The benefit to doing it this way is that neither Netflix nor the Google TV itself are aware they're on a VPN. The ASUS routers I use have a feature called VPN Fusion, where you can put different clients on or off of different VPN connections.

Edit: To clarify, I share with family. I'm not the account owner, but I'm one of the profiles in the account.

[–] spaghettiwestern@sh.itjust.works 1 points 4 days ago* (last edited 4 days ago) (1 children)

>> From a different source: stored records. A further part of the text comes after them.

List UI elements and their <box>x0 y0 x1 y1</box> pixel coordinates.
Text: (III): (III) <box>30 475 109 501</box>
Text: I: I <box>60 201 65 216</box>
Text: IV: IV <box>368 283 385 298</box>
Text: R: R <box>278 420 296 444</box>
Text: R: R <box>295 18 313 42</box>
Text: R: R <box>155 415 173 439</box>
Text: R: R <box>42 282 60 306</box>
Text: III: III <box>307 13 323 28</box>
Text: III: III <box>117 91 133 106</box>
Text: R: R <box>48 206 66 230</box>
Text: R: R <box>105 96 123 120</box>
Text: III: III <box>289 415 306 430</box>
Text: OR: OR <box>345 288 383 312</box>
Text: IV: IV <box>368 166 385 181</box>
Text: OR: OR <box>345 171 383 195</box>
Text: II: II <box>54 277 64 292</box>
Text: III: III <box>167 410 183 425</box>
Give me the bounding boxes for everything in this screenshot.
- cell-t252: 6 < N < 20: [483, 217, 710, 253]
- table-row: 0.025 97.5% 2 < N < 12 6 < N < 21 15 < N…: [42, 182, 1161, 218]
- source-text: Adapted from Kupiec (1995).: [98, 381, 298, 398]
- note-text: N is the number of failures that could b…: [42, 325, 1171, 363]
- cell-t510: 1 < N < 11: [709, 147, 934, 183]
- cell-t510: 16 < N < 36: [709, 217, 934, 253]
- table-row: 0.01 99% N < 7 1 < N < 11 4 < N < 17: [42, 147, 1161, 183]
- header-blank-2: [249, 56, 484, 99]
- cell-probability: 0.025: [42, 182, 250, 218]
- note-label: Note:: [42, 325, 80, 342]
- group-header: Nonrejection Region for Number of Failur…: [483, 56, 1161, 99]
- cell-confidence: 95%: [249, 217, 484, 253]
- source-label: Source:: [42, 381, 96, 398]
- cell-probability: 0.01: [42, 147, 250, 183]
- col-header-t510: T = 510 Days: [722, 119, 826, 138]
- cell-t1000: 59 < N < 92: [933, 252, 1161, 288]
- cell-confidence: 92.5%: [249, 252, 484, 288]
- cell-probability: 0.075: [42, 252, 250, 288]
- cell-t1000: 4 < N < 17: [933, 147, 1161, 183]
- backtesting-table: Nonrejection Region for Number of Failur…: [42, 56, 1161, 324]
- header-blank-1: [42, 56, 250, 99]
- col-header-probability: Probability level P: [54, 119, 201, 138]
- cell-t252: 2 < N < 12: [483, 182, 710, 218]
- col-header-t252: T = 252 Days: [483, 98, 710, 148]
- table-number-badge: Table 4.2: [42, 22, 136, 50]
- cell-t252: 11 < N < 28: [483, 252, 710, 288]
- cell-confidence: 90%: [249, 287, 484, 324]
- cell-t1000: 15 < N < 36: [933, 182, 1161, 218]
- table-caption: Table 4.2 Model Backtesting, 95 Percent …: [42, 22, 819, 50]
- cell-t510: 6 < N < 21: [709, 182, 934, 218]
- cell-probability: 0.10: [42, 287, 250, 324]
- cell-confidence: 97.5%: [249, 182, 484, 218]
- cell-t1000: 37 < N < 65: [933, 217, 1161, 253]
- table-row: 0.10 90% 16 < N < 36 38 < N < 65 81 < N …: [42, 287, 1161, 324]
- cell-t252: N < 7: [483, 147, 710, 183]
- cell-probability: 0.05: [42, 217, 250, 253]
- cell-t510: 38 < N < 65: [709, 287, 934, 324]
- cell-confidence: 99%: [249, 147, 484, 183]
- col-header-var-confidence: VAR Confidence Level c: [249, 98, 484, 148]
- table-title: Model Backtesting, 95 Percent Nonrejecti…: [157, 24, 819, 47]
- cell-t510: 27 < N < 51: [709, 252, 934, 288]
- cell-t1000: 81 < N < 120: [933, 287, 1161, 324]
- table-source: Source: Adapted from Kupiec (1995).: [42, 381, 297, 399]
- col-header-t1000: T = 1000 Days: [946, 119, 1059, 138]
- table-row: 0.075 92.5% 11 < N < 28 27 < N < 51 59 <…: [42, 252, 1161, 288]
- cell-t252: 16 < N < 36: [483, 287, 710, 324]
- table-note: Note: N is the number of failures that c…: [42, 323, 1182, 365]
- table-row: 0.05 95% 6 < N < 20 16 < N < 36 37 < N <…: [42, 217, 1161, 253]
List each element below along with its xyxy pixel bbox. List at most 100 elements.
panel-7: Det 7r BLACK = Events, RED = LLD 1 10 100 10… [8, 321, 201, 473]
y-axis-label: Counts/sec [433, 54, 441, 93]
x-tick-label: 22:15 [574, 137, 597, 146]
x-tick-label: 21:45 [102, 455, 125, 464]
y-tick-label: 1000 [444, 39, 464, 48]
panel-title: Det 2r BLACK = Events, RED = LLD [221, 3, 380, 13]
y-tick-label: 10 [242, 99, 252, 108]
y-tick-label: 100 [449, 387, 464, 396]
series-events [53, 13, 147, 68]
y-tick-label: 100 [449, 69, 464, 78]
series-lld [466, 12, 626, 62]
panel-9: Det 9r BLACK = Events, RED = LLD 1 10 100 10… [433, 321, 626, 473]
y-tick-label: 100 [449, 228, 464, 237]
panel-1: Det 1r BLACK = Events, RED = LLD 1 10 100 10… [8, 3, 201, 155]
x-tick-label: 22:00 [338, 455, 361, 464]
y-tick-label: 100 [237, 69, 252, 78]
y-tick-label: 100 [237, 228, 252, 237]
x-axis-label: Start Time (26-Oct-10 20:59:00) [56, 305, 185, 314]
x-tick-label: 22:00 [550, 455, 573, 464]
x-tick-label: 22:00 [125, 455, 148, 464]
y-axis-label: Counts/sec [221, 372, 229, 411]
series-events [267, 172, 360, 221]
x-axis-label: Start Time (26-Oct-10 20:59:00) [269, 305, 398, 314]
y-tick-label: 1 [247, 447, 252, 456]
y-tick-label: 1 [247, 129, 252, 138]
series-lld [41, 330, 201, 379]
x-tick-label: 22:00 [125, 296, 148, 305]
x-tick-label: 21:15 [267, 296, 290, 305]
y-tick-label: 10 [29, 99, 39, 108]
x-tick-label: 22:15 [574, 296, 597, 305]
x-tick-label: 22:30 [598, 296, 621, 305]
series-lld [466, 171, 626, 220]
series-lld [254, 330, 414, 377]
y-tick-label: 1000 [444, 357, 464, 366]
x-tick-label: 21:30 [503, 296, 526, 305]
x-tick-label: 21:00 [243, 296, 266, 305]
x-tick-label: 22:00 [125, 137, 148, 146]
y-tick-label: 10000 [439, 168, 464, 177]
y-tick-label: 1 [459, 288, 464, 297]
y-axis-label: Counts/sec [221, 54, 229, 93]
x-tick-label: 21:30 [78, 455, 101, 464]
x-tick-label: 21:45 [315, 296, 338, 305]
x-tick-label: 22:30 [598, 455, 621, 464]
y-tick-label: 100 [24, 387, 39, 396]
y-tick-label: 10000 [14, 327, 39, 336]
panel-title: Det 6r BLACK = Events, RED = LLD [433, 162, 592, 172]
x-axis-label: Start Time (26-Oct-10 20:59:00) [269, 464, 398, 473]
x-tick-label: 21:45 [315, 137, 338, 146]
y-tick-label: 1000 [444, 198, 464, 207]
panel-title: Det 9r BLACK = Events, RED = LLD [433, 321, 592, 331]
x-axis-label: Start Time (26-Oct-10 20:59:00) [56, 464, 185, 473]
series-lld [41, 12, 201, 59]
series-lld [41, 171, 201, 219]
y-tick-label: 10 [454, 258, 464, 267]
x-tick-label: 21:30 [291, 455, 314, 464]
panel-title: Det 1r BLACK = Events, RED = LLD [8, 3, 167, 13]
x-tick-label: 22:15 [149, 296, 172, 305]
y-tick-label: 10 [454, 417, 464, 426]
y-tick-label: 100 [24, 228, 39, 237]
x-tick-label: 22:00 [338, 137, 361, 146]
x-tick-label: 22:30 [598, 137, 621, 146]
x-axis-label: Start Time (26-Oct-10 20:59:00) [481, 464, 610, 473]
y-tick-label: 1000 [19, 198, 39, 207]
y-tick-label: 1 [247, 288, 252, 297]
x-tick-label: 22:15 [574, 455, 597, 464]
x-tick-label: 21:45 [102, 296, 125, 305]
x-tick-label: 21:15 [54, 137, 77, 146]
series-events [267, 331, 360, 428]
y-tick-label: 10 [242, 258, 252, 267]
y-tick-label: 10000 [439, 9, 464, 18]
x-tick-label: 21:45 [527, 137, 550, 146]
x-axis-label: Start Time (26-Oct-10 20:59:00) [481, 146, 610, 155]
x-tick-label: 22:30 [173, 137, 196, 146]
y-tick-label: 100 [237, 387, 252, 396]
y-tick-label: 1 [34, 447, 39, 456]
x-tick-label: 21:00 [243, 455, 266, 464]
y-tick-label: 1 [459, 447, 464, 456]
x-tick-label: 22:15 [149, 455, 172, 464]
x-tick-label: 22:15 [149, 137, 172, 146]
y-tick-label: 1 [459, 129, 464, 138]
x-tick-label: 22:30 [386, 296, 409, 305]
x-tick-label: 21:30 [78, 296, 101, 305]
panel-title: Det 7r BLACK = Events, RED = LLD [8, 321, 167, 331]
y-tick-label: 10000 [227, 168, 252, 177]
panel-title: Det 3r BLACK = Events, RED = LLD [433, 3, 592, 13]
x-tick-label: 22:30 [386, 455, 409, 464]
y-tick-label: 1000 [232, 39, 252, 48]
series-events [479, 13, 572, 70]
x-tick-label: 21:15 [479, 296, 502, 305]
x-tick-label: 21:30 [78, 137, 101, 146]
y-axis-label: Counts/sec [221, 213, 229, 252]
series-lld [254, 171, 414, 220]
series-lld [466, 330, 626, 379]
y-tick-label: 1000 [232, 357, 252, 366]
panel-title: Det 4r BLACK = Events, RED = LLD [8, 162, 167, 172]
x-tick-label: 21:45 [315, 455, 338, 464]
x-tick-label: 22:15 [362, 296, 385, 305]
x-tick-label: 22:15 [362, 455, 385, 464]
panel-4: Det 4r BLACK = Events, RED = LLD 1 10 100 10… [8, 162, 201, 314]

Every wifi device we own that's connected to wifi and the Internet can be precisely located by the companies involved even when using a VPN.

If you have an Android phone you've probably noticed a prompt at some point asking for your permission to transmit precise location information and enable wifi scanning. Those wifi SSIDs and MAC addresses along with its GPS location is sent back to Google. The combination of all that information is almost as unique as a fingerprint. They can use that along with signal strength of each AP in the area to determine your device's location with precision. (Google used to allow apps like Maps to be used with wifi scanning turned off, but no more.)

Your Google stick can't tell it's on a VPN directly, but even without GPS Google can still pinpoint its physical location using their database of SSIDs and MAC addresses, and if they want to they can determine you're using a VPN by comparing that to the expected location of your IP address. There probably aren't enough people doing this right now to make it worth the trouble to detect your VPN, but IMO it's just a matter of time before they decide it is.

I also expect that Google sells that information to every company willing to pay for it, so almost every single wifi enabled device can be precisely located if it can transmit data to the Internet.

We live in a scary time.

[–] Seefoo@lemmy.world 2 points 4 days ago

Interesting info. I switched to grapheneos recently, which allows you to disable a lot of that stuff. Combining that with WG, should make a solid way to share

[–] Taldan@lemmy.world 0 points 4 days ago

Netflix's restrictions are not based on IP address. That would be an incredibly unreliable way of determining a location

They're looking at the network you're connected to. Exactly what they're looking for is not public

[–] _cryptagion@anarchist.nexus 0 points 4 days ago

No cause why would anyone pay for Netflix? Everything on there is available for free online.